Bien que sains d'esprit, la plupart des gens ont déjà connu des fantasmes homicides à un moment ou un autre de leur vie. Toutefois une infime proportion d’entre eux sont passés à l'acte. Selon moi, Guy Turcotte est une statistique. Il est la matérialisation de cette infime probabilité mathématique. Il est le grand perdant de cette loterie émotionnelle. Évidemment cela ne pardonne pas l'impardonnable.

J’ai bien peur que les Guy Turcotte en puissance foisonnent dans notre société occidentale d’aujourd’hui. Cette tragédie n'est pas un événement isolé mais la manifestation d'un profond malaise social. Certes, les peines d'amour ont toujours existé mais le contexte social est aujourd’hui bien différent. La course à la performance à tout point de vue exacerbe la pression sociale sur les individus. Le couple de Turcotte en est un exemple patent : pas une mais deux folles professions au sein d’un même ménage. Seules les études pour devenir cardiologue ont de quoi rendre fou.  Le travail d’urgentologue n’est très reposant non plus. On tente d’élever deux enfants à travers cela et comme si la vie n’était  pas encore assez stressante, on engage un entraineur privé pour performer en plus sur le plan physique.

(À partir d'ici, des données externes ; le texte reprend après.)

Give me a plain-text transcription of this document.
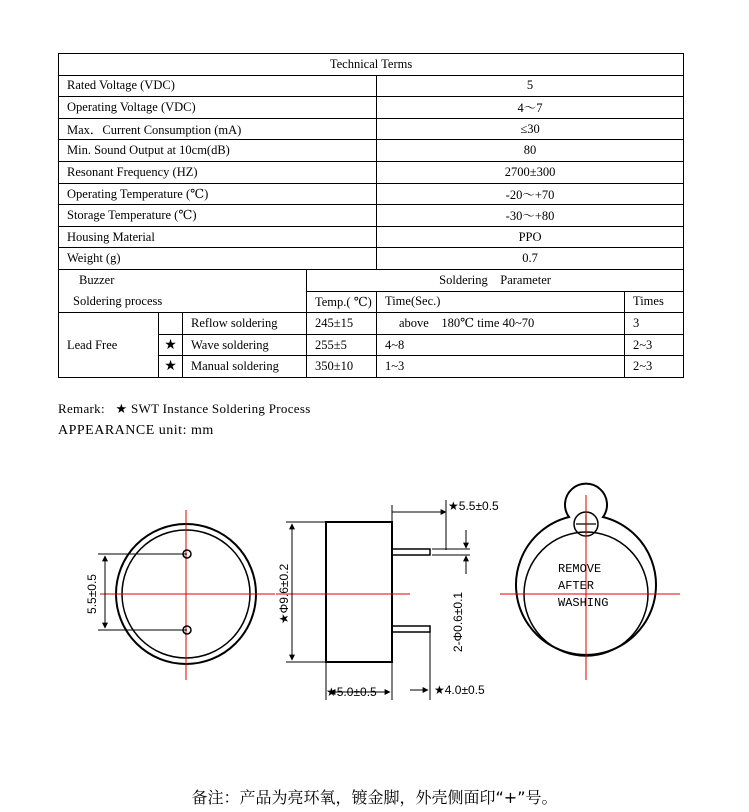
Technical Terms					
Rated Voltage (VDC)				5	
Operating Voltage (VDC)				4～7	
Max．Current Consumption (mA)				≤30	
Min. Sound Output at 10cm(dB)				80	
Resonant Frequency (HZ)				2700±300	
Operating Temperature (℃)				-20～+70	
Storage Temperature (℃)				-30～+80	
Housing Material				PPO	
Weight (g)				0.7	
Buzzer			Soldering    Parameter		
Soldering process			Temp.( ℃)	Time(Sec.)	Times
Lead Free		Reflow soldering	245±15	above    180℃ time 40~70	3
	★	Wave soldering	255±5	4~8	2~3
	★	Manual soldering	350±10	1~3	2~3
Remark:   ★ SWT Instance Soldering Process
APPEARANCE unit: mm
5.5±0.5	★Φ9.6±0.2
★5.5±0.5
2-Φ0.6±0.1
★5.0±0.5	★4.0±0.5
REMOVE
AFTER
WASHING
备注：产品为亮环氧，镀金脚，外壳侧面印“+”号。
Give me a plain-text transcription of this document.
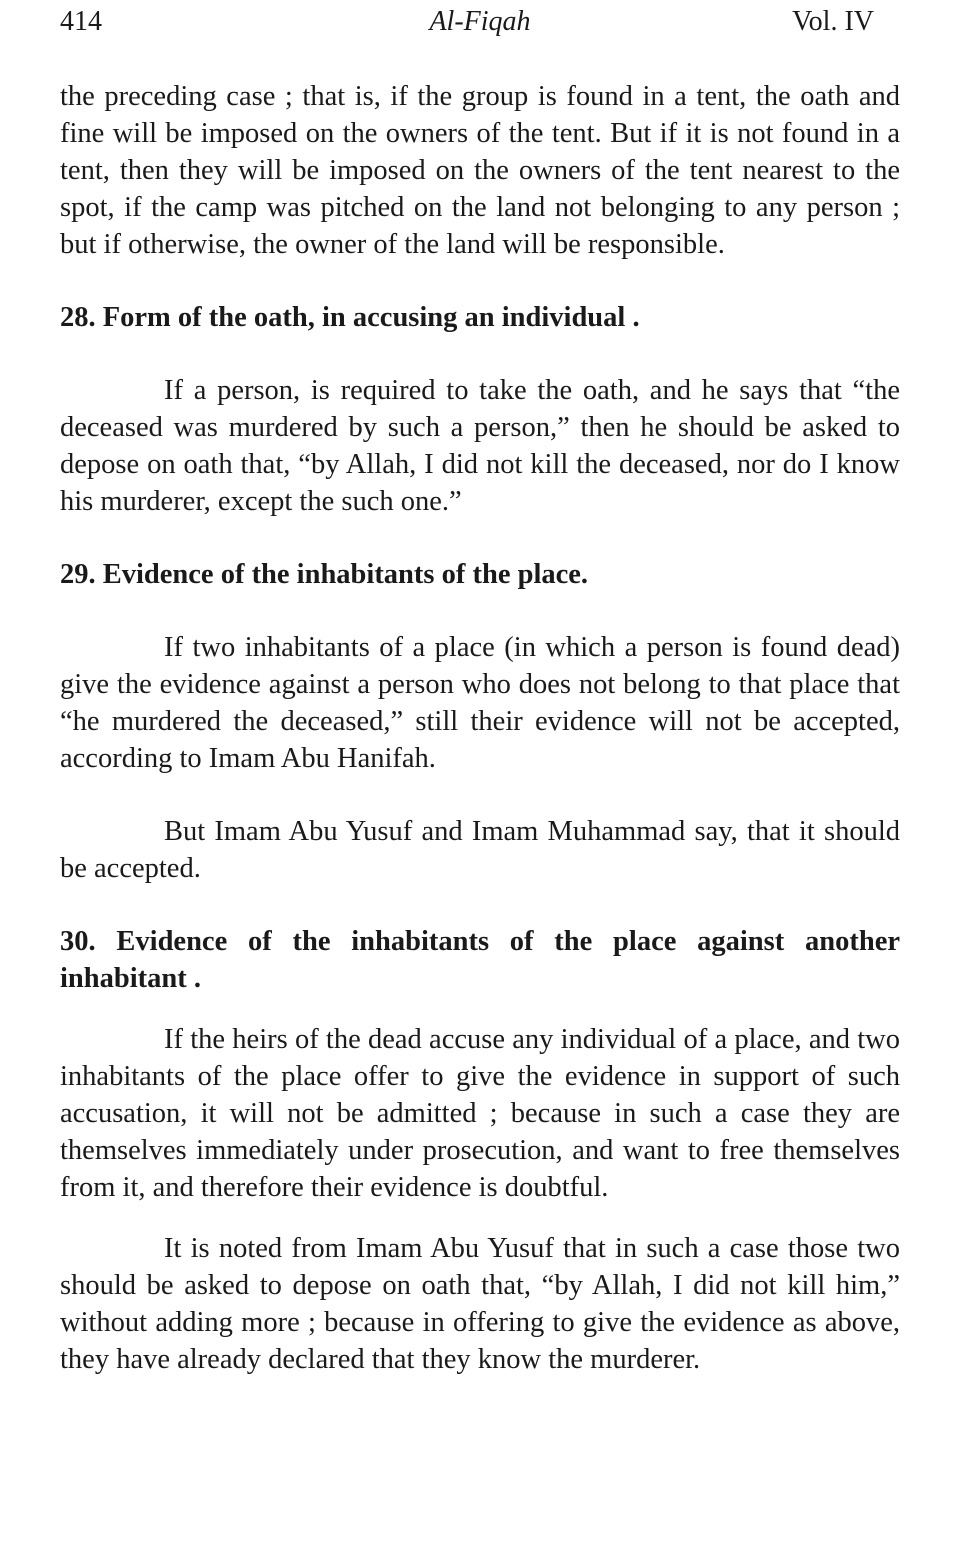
414	Al-Fiqah	Vol. IV

the preceding case ; that is, if the group is found in a tent, the oath and fine will be imposed on the owners of the tent. But if it is not found in a tent, then they will be imposed on the owners of the tent nearest to the spot, if the camp was pitched on the land not belonging to any person ; but if otherwise, the owner of the land will be responsible.

28. Form of the oath, in accusing an individual .

If a person, is required to take the oath, and he says that “the deceased was murdered by such a person,” then he should be asked to depose on oath that, “by Allah, I did not kill the deceased, nor do I know his murderer, except the such one.”

29. Evidence of the inhabitants of the place.

If two inhabitants of a place (in which a person is found dead) give the evidence against a person who does not belong to that place that “he murdered the deceased,” still their evidence will not be accepted, according to Imam Abu Hanifah.

But Imam Abu Yusuf and Imam Muhammad say, that it should be accepted.

30. Evidence of the inhabitants of the place against another inhabitant .

If the heirs of the dead accuse any individual of a place, and two inhabitants of the place offer to give the evidence in support of such accusation, it will not be admitted ; because in such a case they are themselves immediately under prosecution, and want to free themselves from it, and therefore their evidence is doubtful.

It is noted from Imam Abu Yusuf that in such a case those two should be asked to depose on oath that, “by Allah, I did not kill him,” without adding more ; because in offering to give the evidence as above, they have already declared that they know the murderer.
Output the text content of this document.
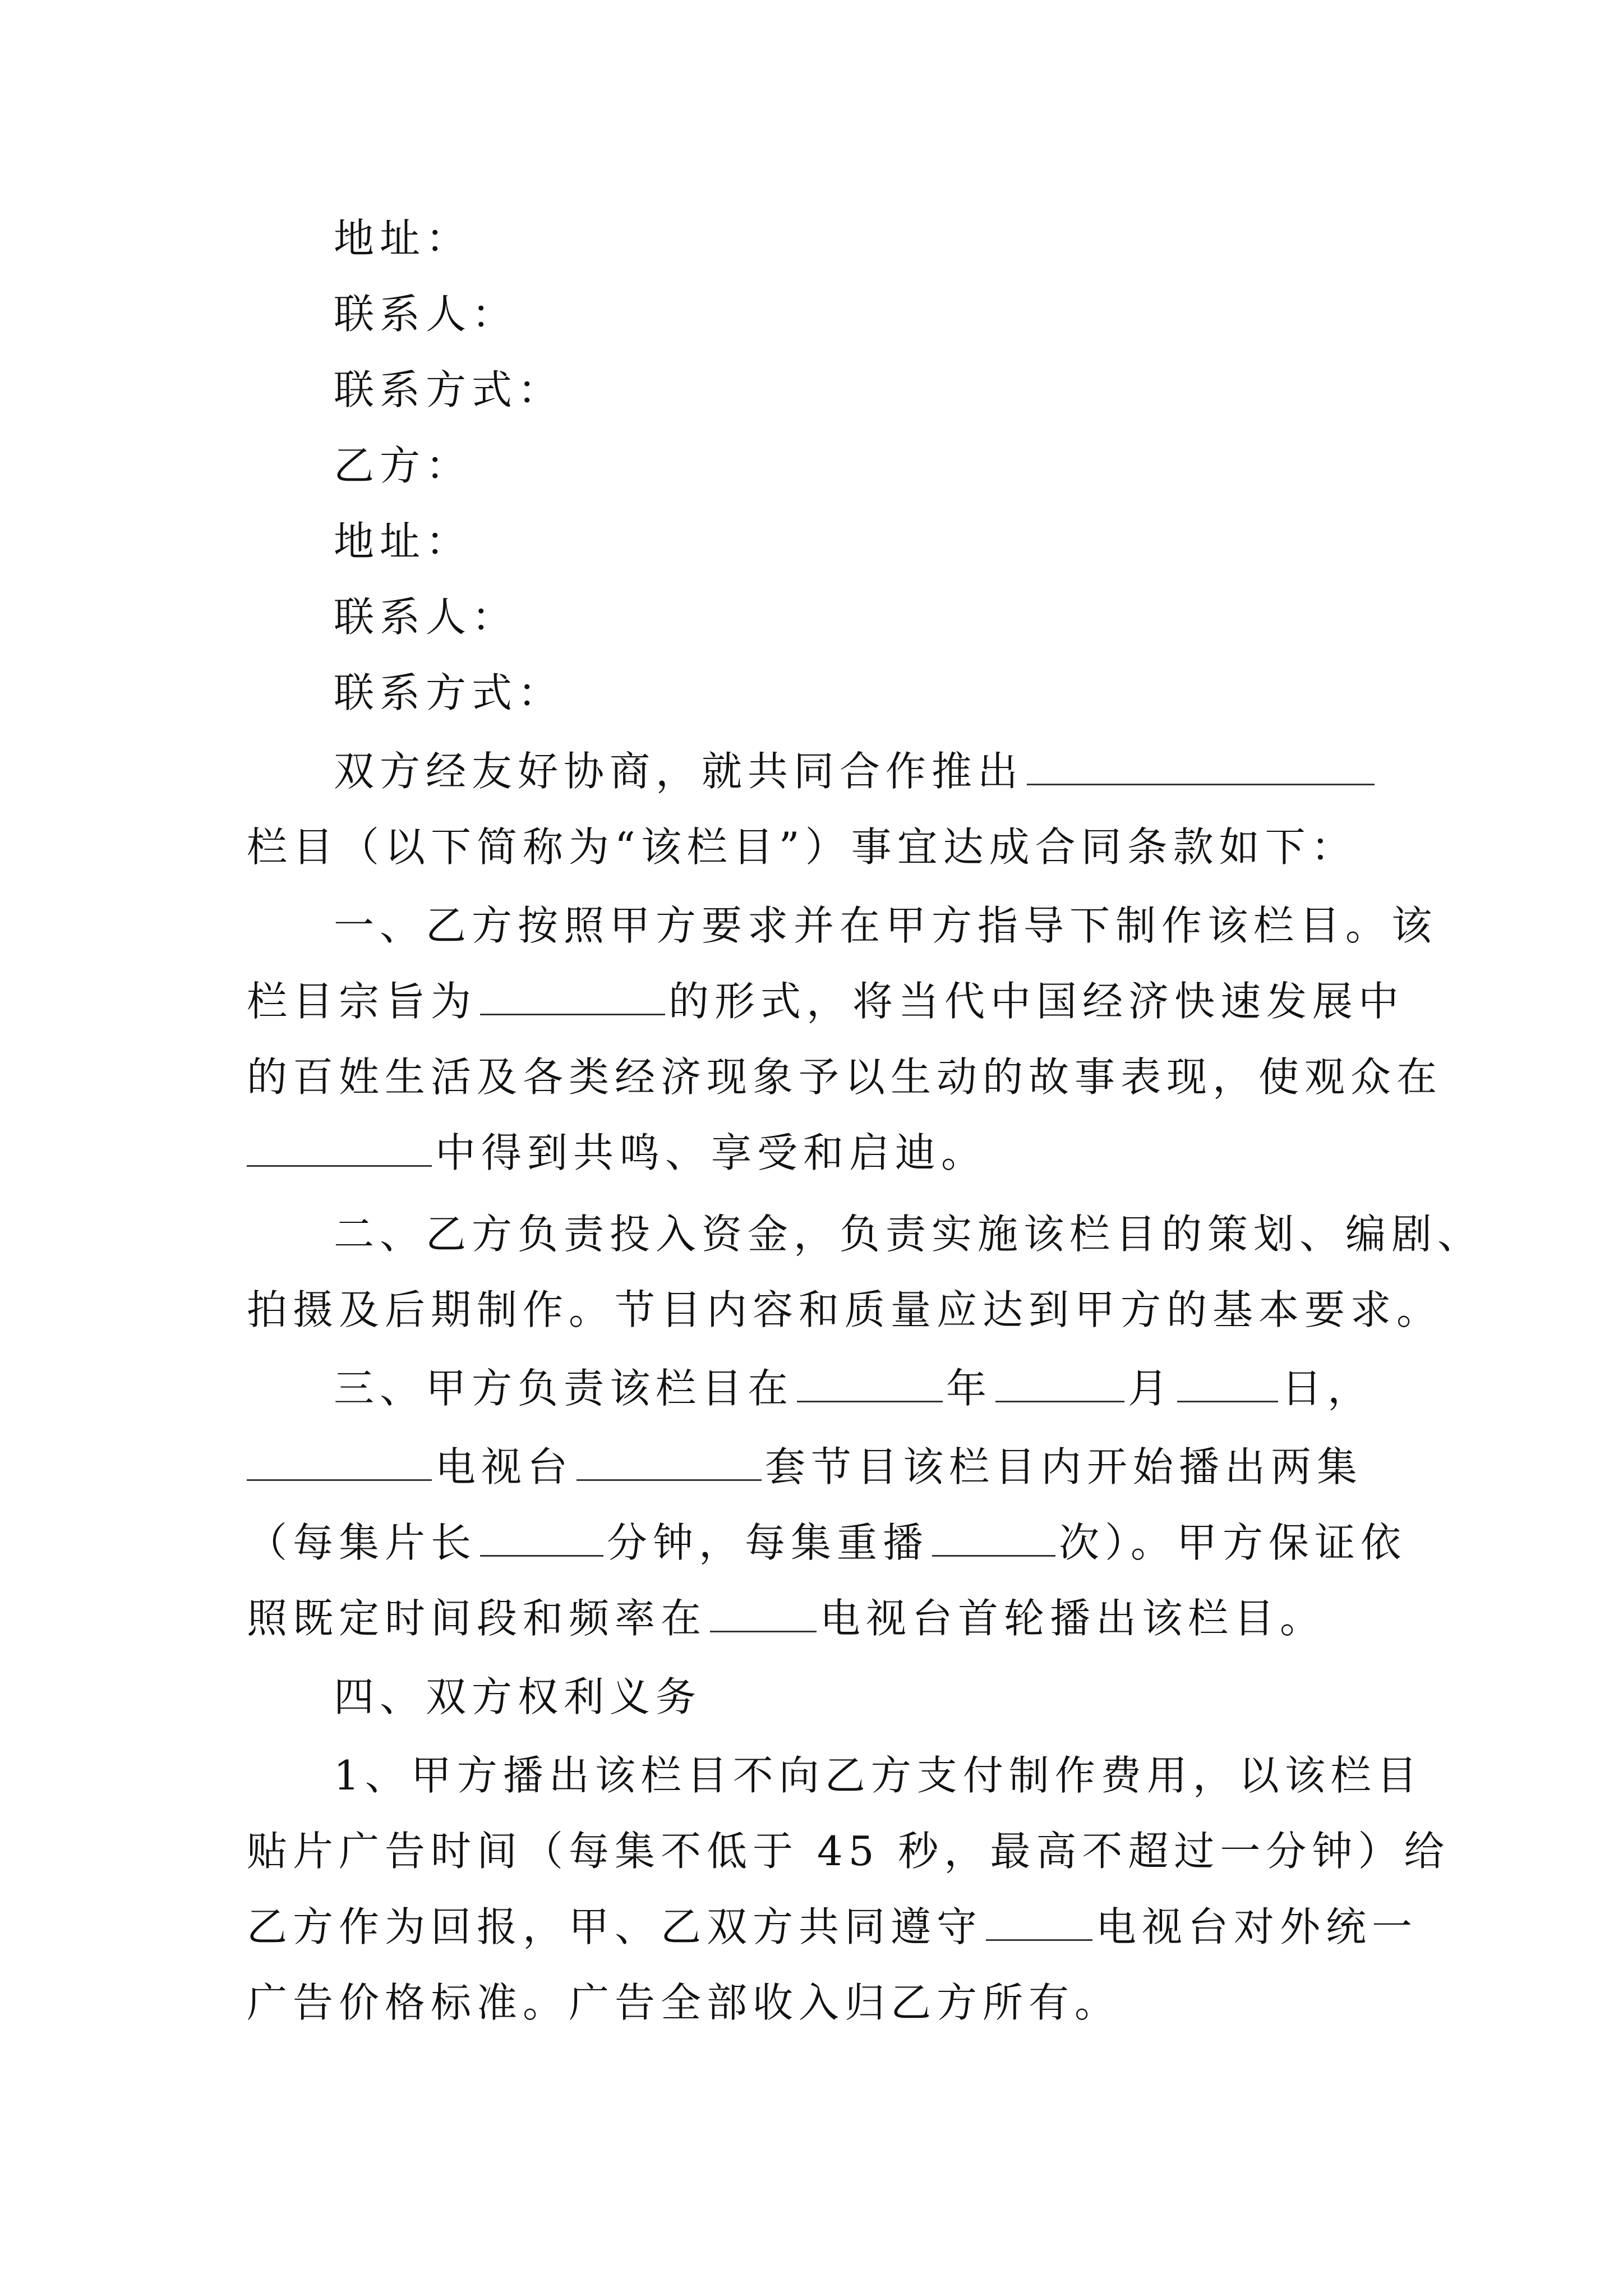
地址：
联系人：
联系方式：
乙方：
地址：
联系人：
联系方式：
双方经友好协商，就共同合作推出
栏目（以下简称为“该栏目”）事宜达成合同条款如下：
一、乙方按照甲方要求并在甲方指导下制作该栏目。该
栏目宗旨为	的形式，将当代中国经济快速发展中
的百姓生活及各类经济现象予以生动的故事表现，使观众在
中得到共鸣、享受和启迪。
二、乙方负责投入资金，负责实施该栏目的策划、编剧、
拍摄及后期制作。节目内容和质量应达到甲方的基本要求。
三、甲方负责该栏目在	年	月	日，
电视台	套节目该栏目内开始播出两集
（每集片长	分钟，每集重播	次）。甲方保证依
照既定时间段和频率在	电视台首轮播出该栏目。
四、双方权利义务
1、甲方播出该栏目不向乙方支付制作费用，以该栏目
贴片广告时间（每集不低于 45 秒，最高不超过一分钟）给
乙方作为回报，甲、乙双方共同遵守	电视台对外统一
广告价格标准。广告全部收入归乙方所有。
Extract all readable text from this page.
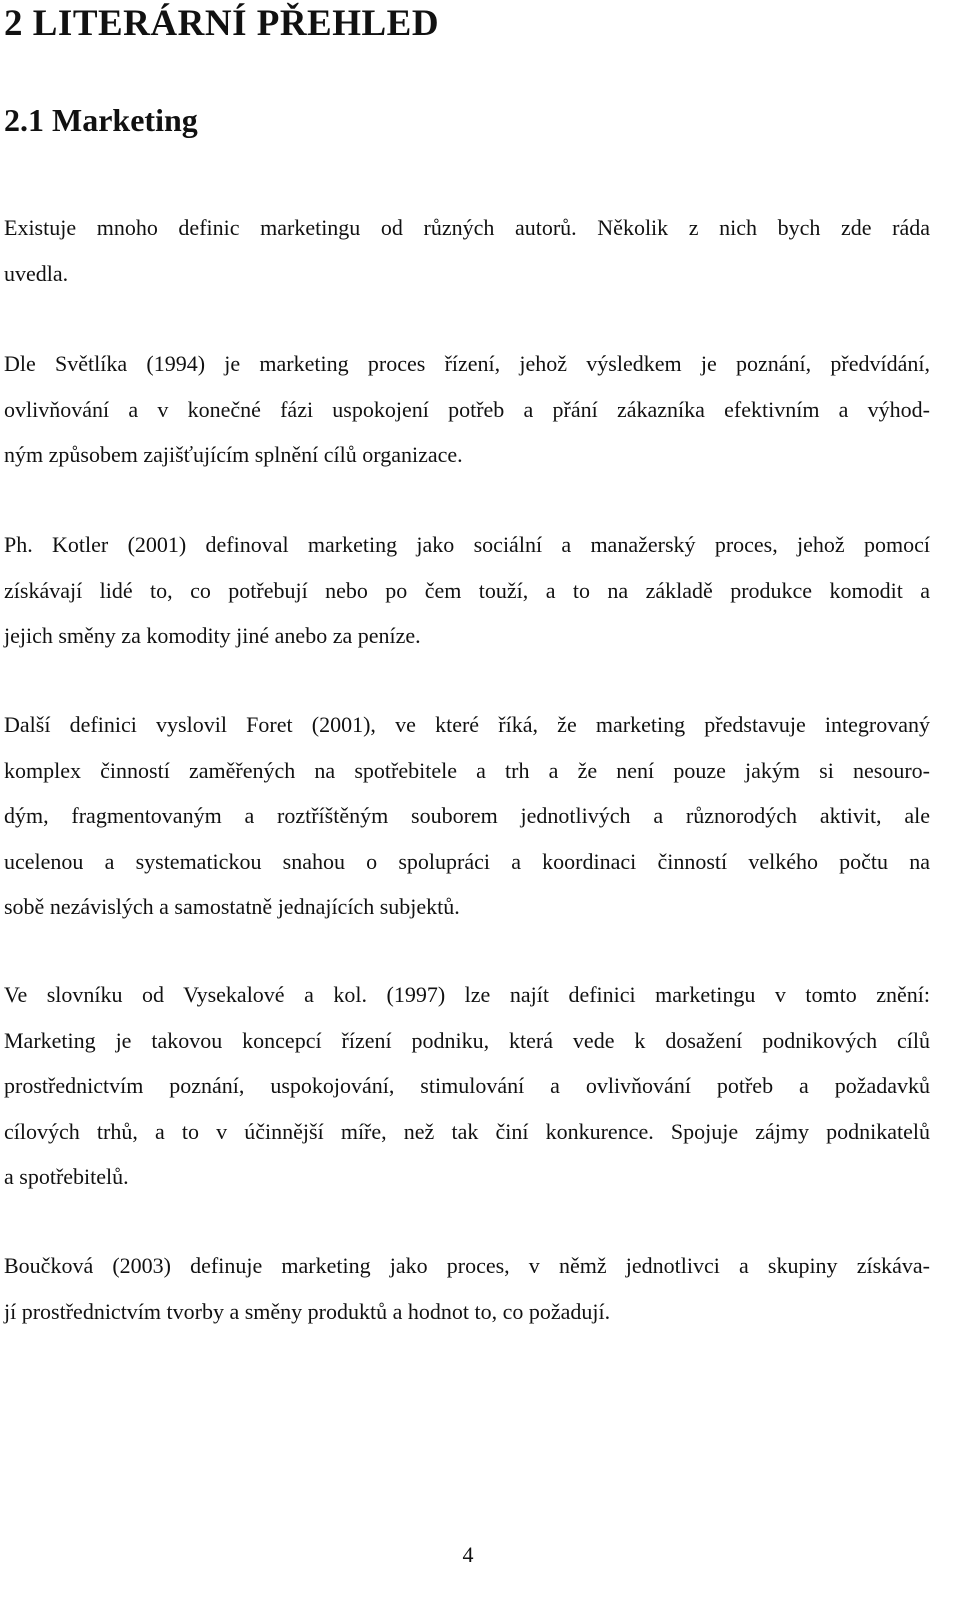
2 LITERÁRNÍ PŘEHLED
2.1 Marketing

Existuje mnoho definic marketingu od různých autorů. Několik z nich bych zde ráda
uvedla.

Dle Světlíka (1994) je marketing proces řízení, jehož výsledkem je poznání, předvídání,
ovlivňování a v konečné fázi uspokojení potřeb a přání zákazníka efektivním a výhod-
ným způsobem zajišťujícím splnění cílů organizace.

Ph. Kotler (2001) definoval marketing jako sociální a manažerský proces, jehož pomocí
získávají lidé to, co potřebují nebo po čem touží, a to na základě produkce komodit a
jejich směny za komodity jiné anebo za peníze.

Další definici vyslovil Foret (2001), ve které říká, že marketing představuje integrovaný
komplex činností zaměřených na spotřebitele a trh a že není pouze jakým si nesouro-
dým, fragmentovaným a roztříštěným souborem jednotlivých a různorodých aktivit, ale
ucelenou a systematickou snahou o spolupráci a koordinaci činností velkého počtu na
sobě nezávislých a samostatně jednajících subjektů.

Ve slovníku od Vysekalové a kol. (1997) lze najít definici marketingu v tomto znění:
Marketing je takovou koncepcí řízení podniku, která vede k dosažení podnikových cílů
prostřednictvím poznání, uspokojování, stimulování a ovlivňování potřeb a požadavků
cílových trhů, a to v účinnější míře, než tak činí konkurence. Spojuje zájmy podnikatelů
a spotřebitelů.

Boučková (2003) definuje marketing jako proces, v němž jednotlivci a skupiny získáva-
jí prostřednictvím tvorby a směny produktů a hodnot to, co požadují.

4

En partant, nous avons tendance à banaliser la souffrance qu’entraine une peine d’amour, surtout chez les hommes. Le sexe « fort » est dans les faits souvent moins bien équipé psychologiquement pour faire face à une déchirure amoureuse. C’est encore plus vrai quand la mère des enfants est en cause. On dirait que la nature a programmé dans le cerveau des hommes une forme de dépendance affective envers la mère de leur progéniture. Rajouter à cela une insoutenable pression sociale à performer et vous obtenez un cocktail hautement explosif.

Je suis tous les jours la sordide histoire de Guy Turcotte dans le journal. À tous les jours, j’en ai des frissons. Je me suis même demandé si je n’étais pas devenu masochiste. Toutefois, ce masochisme est bienvenu s’il me protège un tant soit peu de la tentation d’embarquer tête baissée moi-aussi dans cette déshumanisante course à la performance.